Note that the squelch adjustment is available through a hole in the metalic cover.
- Put the plastic cover back on and screw down with 1 screw through the heatsync.
Dead memory-retention battery
Supposedly the batter is a standard button cell but I've never seen this, and I am told that it is a pain to replace.
If the cell is dead, the radio will always come up on the lowest channel in the lowest bank, by default.
However, there is a menu called Common>Miscillaneous where you can set the Switch on channel
to the bank and channel # of your choice.
One of the menus allows you to set a minimum volume. I recommend against that.
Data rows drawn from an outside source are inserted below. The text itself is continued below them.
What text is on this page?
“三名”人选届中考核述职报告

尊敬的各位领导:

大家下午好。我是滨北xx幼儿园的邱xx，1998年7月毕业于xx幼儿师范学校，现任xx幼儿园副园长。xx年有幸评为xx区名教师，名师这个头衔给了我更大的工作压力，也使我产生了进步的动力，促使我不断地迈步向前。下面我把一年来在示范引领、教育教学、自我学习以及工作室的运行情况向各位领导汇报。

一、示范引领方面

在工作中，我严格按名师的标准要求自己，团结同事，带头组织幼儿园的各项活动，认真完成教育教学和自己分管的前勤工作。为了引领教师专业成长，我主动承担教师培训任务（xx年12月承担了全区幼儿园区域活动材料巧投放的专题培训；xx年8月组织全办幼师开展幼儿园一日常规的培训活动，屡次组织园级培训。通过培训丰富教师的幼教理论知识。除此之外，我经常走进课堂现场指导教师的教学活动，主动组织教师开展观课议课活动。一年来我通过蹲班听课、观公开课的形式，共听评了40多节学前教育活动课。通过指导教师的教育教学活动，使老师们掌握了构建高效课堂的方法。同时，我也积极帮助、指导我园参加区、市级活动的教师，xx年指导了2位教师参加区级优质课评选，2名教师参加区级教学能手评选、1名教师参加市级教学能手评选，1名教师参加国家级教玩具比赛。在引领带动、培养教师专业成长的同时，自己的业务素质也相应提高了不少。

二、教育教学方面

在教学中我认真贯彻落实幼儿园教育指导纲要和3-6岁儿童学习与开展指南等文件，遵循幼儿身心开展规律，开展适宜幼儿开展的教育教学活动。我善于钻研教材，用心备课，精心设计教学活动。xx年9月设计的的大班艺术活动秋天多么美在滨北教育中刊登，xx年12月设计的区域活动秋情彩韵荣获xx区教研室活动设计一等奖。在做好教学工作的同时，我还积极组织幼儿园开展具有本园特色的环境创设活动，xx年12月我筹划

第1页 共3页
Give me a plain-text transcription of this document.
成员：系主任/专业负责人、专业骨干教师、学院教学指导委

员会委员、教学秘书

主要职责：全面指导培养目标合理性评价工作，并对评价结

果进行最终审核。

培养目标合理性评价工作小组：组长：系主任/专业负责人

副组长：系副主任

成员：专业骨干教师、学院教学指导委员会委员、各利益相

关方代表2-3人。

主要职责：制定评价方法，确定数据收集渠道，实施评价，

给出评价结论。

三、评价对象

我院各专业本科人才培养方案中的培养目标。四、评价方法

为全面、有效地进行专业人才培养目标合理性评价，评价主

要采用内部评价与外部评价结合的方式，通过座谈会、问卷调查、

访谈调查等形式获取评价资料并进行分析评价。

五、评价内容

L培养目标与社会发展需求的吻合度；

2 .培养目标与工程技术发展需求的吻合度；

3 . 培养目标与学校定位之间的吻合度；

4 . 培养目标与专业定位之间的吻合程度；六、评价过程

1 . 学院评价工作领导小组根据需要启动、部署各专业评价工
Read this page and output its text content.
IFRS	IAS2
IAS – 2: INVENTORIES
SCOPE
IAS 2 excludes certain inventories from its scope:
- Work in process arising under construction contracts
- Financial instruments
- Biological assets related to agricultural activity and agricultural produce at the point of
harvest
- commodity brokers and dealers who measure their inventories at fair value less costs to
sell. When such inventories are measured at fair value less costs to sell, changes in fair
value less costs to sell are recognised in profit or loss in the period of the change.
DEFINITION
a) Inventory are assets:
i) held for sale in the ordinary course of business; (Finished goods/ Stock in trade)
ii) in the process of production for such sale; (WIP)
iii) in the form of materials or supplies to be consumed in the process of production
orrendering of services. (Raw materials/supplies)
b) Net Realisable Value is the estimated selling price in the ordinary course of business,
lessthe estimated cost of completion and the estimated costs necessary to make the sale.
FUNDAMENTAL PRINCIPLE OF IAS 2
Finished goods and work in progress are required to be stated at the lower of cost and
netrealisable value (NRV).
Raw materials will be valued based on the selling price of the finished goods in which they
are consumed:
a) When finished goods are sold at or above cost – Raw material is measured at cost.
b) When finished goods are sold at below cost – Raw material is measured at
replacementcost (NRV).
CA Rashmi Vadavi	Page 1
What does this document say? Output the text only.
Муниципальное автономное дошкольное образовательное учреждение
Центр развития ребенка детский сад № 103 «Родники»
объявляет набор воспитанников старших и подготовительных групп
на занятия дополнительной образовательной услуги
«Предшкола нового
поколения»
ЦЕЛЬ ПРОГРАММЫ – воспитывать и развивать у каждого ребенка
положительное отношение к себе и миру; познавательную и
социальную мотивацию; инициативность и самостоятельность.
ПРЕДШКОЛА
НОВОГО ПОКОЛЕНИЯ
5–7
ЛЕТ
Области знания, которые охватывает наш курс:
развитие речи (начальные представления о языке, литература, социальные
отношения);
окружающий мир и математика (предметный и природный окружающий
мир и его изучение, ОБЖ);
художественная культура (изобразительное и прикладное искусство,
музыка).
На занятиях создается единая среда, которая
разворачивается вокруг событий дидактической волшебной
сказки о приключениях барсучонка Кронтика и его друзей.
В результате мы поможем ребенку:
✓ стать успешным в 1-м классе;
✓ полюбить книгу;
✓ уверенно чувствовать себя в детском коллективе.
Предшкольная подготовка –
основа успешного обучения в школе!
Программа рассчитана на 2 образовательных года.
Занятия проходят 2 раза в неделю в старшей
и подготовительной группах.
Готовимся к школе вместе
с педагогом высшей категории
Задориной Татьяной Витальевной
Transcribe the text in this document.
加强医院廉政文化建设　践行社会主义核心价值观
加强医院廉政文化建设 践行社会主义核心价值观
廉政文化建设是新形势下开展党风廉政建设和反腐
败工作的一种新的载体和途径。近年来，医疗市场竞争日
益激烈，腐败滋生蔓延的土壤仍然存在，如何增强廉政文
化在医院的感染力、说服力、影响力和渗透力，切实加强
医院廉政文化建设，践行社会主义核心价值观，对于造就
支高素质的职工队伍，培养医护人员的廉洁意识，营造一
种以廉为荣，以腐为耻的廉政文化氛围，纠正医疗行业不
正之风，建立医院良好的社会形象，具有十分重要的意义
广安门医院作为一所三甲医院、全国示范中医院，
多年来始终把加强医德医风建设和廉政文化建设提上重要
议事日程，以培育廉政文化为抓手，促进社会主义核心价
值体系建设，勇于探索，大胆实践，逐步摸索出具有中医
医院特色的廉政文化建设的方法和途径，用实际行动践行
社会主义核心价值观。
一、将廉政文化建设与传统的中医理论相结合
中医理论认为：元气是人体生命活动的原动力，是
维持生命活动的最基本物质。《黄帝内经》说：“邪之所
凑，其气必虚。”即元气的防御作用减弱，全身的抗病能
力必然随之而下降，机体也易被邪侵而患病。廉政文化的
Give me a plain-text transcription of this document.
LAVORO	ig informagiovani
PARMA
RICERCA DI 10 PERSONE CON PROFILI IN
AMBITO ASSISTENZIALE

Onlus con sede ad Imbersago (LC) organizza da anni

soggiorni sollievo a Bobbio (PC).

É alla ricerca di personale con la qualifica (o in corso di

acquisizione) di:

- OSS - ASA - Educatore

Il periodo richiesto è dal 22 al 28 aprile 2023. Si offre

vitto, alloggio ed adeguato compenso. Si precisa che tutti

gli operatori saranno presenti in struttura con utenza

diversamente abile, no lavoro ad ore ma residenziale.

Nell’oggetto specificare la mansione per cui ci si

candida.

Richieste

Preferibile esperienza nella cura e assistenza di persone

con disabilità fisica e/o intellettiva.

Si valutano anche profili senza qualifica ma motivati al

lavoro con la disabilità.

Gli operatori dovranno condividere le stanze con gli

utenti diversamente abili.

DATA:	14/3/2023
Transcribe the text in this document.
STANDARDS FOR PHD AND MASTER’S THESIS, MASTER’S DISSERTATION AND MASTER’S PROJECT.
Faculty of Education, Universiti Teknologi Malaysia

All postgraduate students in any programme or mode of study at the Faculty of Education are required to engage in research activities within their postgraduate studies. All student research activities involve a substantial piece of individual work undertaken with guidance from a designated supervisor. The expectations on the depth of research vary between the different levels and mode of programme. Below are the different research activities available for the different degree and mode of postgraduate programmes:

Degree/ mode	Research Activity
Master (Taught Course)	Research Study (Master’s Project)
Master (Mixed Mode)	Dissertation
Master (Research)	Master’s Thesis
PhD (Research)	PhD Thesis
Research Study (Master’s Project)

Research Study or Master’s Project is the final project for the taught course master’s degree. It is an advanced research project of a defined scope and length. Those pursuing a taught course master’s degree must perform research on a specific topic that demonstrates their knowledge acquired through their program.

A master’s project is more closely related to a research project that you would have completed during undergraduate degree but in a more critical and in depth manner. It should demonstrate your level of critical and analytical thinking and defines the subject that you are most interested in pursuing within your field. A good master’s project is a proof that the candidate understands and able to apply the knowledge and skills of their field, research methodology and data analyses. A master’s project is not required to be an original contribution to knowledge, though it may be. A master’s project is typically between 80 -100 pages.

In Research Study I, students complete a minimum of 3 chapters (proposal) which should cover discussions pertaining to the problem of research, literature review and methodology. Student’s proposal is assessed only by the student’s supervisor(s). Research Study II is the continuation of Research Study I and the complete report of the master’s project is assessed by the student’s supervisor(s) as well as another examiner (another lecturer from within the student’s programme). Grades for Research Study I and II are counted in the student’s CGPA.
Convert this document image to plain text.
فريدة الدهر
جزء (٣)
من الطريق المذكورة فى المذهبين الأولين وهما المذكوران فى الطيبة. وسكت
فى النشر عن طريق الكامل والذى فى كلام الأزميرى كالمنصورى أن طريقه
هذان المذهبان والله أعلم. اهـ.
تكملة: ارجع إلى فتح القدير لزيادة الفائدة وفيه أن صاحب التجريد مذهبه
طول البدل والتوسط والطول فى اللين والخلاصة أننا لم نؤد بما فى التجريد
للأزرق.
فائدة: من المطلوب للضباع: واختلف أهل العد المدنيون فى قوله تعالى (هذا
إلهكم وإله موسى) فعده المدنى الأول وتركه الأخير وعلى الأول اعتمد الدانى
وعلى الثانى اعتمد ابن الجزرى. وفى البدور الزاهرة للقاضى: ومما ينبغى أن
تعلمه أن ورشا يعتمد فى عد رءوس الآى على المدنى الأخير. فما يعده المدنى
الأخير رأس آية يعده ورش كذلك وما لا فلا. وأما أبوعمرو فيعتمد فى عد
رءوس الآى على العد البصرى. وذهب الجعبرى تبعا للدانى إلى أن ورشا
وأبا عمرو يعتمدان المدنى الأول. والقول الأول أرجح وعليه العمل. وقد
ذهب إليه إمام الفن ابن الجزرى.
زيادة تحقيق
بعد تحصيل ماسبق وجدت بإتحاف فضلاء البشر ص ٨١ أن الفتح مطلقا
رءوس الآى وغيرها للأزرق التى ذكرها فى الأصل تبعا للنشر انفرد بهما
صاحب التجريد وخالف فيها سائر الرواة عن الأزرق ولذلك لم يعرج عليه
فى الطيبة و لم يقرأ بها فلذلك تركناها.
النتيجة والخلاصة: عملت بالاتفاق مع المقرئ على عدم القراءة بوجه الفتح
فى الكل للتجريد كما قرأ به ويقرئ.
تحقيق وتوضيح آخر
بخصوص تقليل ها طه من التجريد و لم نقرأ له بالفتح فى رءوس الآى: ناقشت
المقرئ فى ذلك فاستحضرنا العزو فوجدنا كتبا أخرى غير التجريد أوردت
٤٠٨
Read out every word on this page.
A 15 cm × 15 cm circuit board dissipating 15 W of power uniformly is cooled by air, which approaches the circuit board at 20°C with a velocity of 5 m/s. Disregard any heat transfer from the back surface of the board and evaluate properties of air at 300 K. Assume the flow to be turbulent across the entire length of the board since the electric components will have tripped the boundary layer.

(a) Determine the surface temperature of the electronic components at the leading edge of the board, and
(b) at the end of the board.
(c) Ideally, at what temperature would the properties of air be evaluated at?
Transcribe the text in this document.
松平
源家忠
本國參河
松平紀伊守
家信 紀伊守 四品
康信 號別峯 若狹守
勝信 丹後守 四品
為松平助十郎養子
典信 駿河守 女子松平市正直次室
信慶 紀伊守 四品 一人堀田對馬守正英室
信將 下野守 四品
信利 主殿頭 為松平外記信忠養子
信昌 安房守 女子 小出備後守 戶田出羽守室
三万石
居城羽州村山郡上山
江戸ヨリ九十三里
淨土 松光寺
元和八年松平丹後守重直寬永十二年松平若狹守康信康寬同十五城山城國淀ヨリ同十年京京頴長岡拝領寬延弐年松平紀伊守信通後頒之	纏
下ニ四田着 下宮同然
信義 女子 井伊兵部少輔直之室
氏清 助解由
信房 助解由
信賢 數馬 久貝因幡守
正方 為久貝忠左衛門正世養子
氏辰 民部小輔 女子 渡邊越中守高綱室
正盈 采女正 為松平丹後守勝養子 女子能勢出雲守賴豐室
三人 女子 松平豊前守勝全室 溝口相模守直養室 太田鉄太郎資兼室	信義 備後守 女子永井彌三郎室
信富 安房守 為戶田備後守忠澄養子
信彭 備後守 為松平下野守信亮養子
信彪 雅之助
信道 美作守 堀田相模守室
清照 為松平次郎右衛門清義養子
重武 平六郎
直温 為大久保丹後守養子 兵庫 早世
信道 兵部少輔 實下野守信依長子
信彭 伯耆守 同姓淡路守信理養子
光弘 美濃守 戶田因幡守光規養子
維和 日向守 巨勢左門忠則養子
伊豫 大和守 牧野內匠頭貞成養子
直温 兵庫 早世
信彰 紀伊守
Set it to 0.
Writing to the radio
On my 233Mhz MSDOS computer, writes to the radio are very difficult.
The radio frequenty dumps out of the write and asserts a failure.
This is because the computer and program are too fast for the radio.
The radio was programmed with an old MSDOS computer and the programmers apparently assumed that the radio would always be able to keep up.
The only way to work through this is to do the write over and over until it works.
On my computer that can take 10 minutes or so worth of try and fail and try again.
Audio Mod Circuit Removal
W4RFQ made some notes with photos
on how to remove this circuit.
I've never done it successfully but several other local hams have.
One ham said that he couldn't fabricate the 3 pin header thing and just soldered the wires to the existing header.